Your only solution here is to supply an image in the size you want it displayed "as-is" and not double it with width/height settings.

whoisgregg

9:39 pm on Aug 16, 2009 (gmt 0)

WebmasterWorld Senior Member 10+ Year Member



You can actually tell IE via CSS how you want it to resize images when they are set to display at non-native sizes. The first is default for IE:

img { -ms-interpolation-mode: nearest-neighbor; }
img { -ms-interpolation-mode: bicubic; }

When making an image larger, bicubic interpolation (which is standard in all other browsers) adds fuzziness as it tries to introduce a gradient of colors between pixels.

StoutFiles

9:57 pm on Aug 16, 2009 (gmt 0)

WebmasterWorld Senior Member 10+ Year Member



Your only solution here is to supply an image in the size you want it displayed "as-is" and not double it with width/height settings.

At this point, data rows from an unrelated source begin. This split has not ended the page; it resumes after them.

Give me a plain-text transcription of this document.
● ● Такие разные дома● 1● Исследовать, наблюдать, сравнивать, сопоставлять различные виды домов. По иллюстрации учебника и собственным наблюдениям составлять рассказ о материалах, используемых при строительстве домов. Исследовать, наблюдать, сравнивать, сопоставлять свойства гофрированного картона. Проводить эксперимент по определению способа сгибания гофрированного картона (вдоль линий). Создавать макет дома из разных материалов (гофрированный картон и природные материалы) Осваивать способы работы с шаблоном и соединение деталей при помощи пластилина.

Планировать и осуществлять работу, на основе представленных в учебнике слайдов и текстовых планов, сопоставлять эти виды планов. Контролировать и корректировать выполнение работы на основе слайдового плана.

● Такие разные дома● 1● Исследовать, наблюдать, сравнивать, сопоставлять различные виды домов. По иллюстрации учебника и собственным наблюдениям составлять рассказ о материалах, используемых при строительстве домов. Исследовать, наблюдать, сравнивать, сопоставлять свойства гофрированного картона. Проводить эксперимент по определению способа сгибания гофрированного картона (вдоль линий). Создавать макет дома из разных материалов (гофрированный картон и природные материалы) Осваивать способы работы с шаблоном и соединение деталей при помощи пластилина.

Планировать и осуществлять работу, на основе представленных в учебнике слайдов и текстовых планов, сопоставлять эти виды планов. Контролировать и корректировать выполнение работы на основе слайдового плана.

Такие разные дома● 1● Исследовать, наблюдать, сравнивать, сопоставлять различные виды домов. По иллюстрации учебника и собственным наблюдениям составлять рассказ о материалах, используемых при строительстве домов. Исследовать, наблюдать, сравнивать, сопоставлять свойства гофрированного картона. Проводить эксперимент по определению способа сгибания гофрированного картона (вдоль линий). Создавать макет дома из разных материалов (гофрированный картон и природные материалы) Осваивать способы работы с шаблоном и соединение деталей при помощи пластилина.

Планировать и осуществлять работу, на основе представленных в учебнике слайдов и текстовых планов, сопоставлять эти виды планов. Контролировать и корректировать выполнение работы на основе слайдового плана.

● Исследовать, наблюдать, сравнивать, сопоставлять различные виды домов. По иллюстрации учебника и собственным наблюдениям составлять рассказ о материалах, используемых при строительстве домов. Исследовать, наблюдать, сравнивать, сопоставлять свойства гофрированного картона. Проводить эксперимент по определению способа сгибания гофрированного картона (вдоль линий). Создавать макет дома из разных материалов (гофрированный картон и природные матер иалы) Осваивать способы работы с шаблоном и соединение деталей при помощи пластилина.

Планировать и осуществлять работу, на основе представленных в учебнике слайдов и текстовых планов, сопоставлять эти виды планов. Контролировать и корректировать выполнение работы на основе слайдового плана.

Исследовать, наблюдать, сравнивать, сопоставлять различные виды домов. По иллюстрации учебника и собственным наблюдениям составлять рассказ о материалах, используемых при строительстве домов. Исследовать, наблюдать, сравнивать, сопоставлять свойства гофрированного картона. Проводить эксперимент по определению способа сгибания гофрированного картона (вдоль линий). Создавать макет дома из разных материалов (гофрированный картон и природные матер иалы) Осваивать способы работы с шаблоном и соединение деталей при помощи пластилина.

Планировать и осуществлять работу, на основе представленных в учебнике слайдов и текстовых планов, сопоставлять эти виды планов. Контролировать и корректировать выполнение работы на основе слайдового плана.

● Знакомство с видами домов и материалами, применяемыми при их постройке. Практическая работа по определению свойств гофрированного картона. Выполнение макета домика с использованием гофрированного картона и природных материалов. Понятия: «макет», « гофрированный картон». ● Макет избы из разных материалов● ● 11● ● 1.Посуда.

It's a picture so I don't really have a choice. It's not horrible that it's blurry, it's just odd that IE is handling it better.

whoisgregg, does the interpolation-mode work with other browsers?

tedster

10:52 pm on Aug 16, 2009 (gmt 0)

WebmasterWorld Senior Member 10+ Year Member



IE has a history of poor PNG support (one of the issues is that PNG is a very complex format) so it would be interesting to pin down why IE7 seems to do better in this case.

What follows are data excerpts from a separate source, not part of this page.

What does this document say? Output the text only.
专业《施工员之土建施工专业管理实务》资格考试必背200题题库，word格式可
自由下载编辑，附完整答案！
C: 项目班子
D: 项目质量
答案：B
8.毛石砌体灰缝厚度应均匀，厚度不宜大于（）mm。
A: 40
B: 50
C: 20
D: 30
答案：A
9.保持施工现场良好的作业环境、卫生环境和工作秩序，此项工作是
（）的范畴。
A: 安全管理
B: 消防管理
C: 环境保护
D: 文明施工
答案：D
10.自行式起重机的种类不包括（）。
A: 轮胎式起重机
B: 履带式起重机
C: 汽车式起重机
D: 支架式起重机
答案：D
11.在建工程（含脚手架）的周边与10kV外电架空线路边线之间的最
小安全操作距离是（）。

I assume because it's a photo that this is a PNG-24 format file, rather than PNG-8 (indexed color). Ios that correct?

incrediBILL

11:43 pm on Aug 16, 2009 (gmt 0)

WebmasterWorld Senior Member 10+ Year Member Top Contributors Of The Month



It's a picture so I don't really have a choice.

Yes you DO have a choice.

Use a proper tool like PhotoShop or Fireworks with better algorithms for enlarging, then you can try to sharpen the final results.

swa66

1:13 am on Aug 17, 2009 (gmt 0)

WebmasterWorld Senior Member 10+ Year Member



Every instance of IE doing downsampling I've seen creates a monster as IE doesn't do bicubic resampling.

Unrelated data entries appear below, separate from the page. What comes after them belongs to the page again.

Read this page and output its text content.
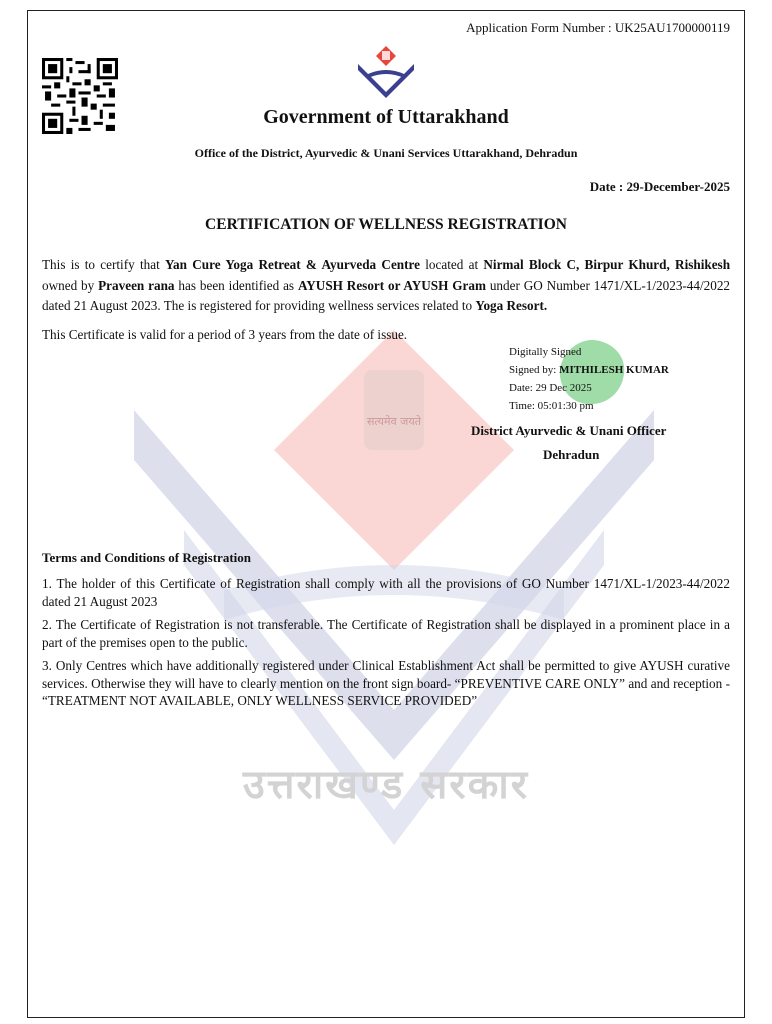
सत्यमेव जयते
उत्तराखण्ड सरकार
Application Form Number : UK25AU1700000119
Government of Uttarakhand
Office of the District, Ayurvedic & Unani Services Uttarakhand, Dehradun
Date : 29-December-2025
CERTIFICATION OF WELLNESS REGISTRATION
This is to certify that Yan Cure Yoga Retreat & Ayurveda Centre located at Nirmal Block C, Birpur Khurd, Rishikesh owned by Praveen rana has been identified as AYUSH Resort or AYUSH Gram under GO Number 1471/XL-1/2023-44/2022 dated 21 August 2023. The is registered for providing wellness services related to Yoga Resort.
This Certificate is valid for a period of 3 years from the date of issue.
Digitally Signed
Signed by: MITHILESH KUMAR
Date: 29 Dec 2025
Time: 05:01:30 pm
District Ayurvedic & Unani Officer
Dehradun
Terms and Conditions of Registration
1. The holder of this Certificate of Registration shall comply with all the provisions of GO Number 1471/XL-1/2023-44/2022 dated 21 August 2023
2. The Certificate of Registration is not transferable. The Certificate of Registration shall be displayed in a prominent place in a part of the premises open to the public.
3. Only Centres which have additionally registered under Clinical Establishment Act shall be permitted to give AYUSH curative services. Otherwise they will have to clearly mention on the front sign board- “PREVENTIVE CARE ONLY” and and reception - “TREATMENT NOT AVAILABLE, ONLY WELLNESS SERVICE PROVIDED”
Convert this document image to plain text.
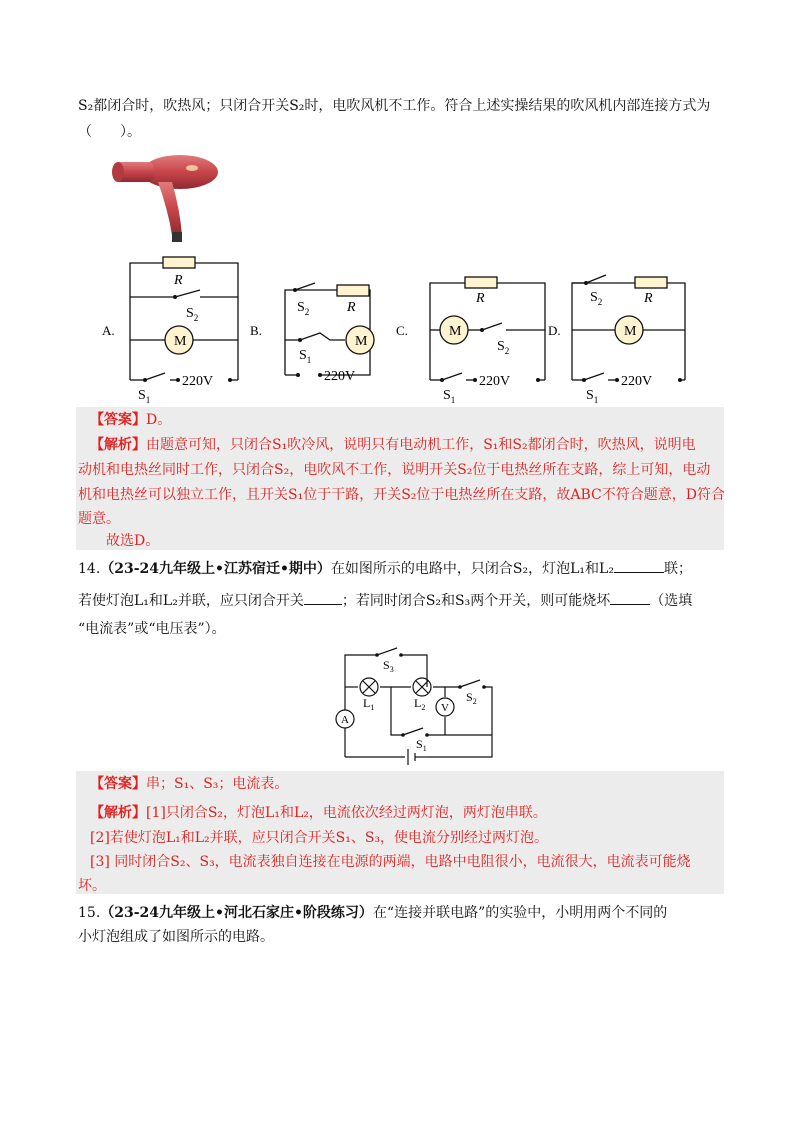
S₂都闭合时，吹热风；只闭合开关S₂时，电吹风机不工作。符合上述实操结果的吹风机内部连接方式为
（　　）。
R
R
R	R
M	M
M	M
220V	220V	220V	220V
$S_2$
$S_1$
$S_2$
$S_1$
$S_2$
$S_1$
$S_2$
$S_1$
A.	B.	C.	D.
【答案】D。
【解析】由题意可知，只闭合S₁吹冷风，说明只有电动机工作，S₁和S₂都闭合时，吹热风，说明电
动机和电热丝同时工作，只闭合S₂，电吹风不工作，说明开关S₂位于电热丝所在支路，综上可知，电动
机和电热丝可以独立工作，且开关S₁位于干路，开关S₂位于电热丝所在支路，故ABC不符合题意，D符合
题意。
故选D。
14.（23-24九年级上•江苏宿迁•期中）在如图所示的电路中，只闭合S₂，灯泡L₁和L₂	联；
若使灯泡L₁和L₂并联，应只闭合开关	；若同时闭合S₂和S₃两个开关，则可能烧坏	（选填
“电流表”或“电压表”）。
$S_3$
$L_1$	$L_2$
$S_2$
$S_1$
A
V
【答案】串；S₁、S₃；电流表。
【解析】[1]只闭合S₂，灯泡L₁和L₂，电流依次经过两灯泡，两灯泡串联。
[2]若使灯泡L₁和L₂并联，应只闭合开关S₁、S₃，使电流分别经过两灯泡。
[3] 同时闭合S₂、S₃，电流表独自连接在电源的两端，电路中电阻很小，电流很大，电流表可能烧
坏。
15.（23-24九年级上•河北石家庄•阶段练习）在“连接并联电路”的实验中，小明用两个不同的
小灯泡组成了如图所示的电路。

upsampling: well your image has not enough information in it for that, so either the images is interpolated (creating -if done too far- a sort of out of focus effects) or the pixels are blown up (creating a very pixelated effect).

I can't imagine if done reasonably small the IE algorithm to be significantly better in any way expect if you only have rectangular geometric information to start from.

Any pro drawing software will do bicubic resampling by default, more or less the same as Firefox uses. But doing it up front and not in the browser will give you all possible control.

IE's png support is a drama, mainly when the alpha channel is used it's a loosing fight anyway.

The CSS tags whoisgregg gave you are vendor specific ones. (anything starting with -ms is Microsoft only; -moz is firefox only, -webkit is safari and chrome only, ...
They will not have any effect in any other browser. And I think they only work in IE8 anyway (not tested, I might be wrong there).
Do not expect a ms-xyz to hav e a corresponding only from other vendors or vice-versa, it's uncharted territory from a standards perspective.

StoutFiles

1:35 am on Aug 17, 2009 (gmt 0)

WebmasterWorld Senior Member 10+ Year Member



Use a proper tool like PhotoShop or Fireworks with better algorithms for enlarging, then you can try to sharpen the final results.

It's a picture that is perfect the way I take it. However, in some instances I have to double its size. The small size is much more important so I'd rather take it at that size to minimize the file size. If the bigger picture is blurry then oh well but I was just wondering why Firefox is blurring the image while IE isn't.

The image in question isn't very fancy...just a sprite.

whoisgregg

8:12 pm on Aug 17, 2009 (gmt 0)

WebmasterWorld Senior Member 10+ Year Member



whoisgregg, does the interpolation-mode work with other browsers?

Nope, it's IE only. According to Microsoft documentation, it was introduced in IE7. You can use another IE proprietary feature, conditional comments, to serve that style only to the versions that support it. :)

tangor

8:55 pm on Aug 17, 2009 (gmt 0)

WebmasterWorld Senior Member 10+ Year Member Top Contributors Of The Month



One can approach this from the opposite direction: A large image that is browser reduced to a smaller size... then displayed at full size when appropriate. This method does add to the page weight a bit, but does give a much nicer image, both small and large.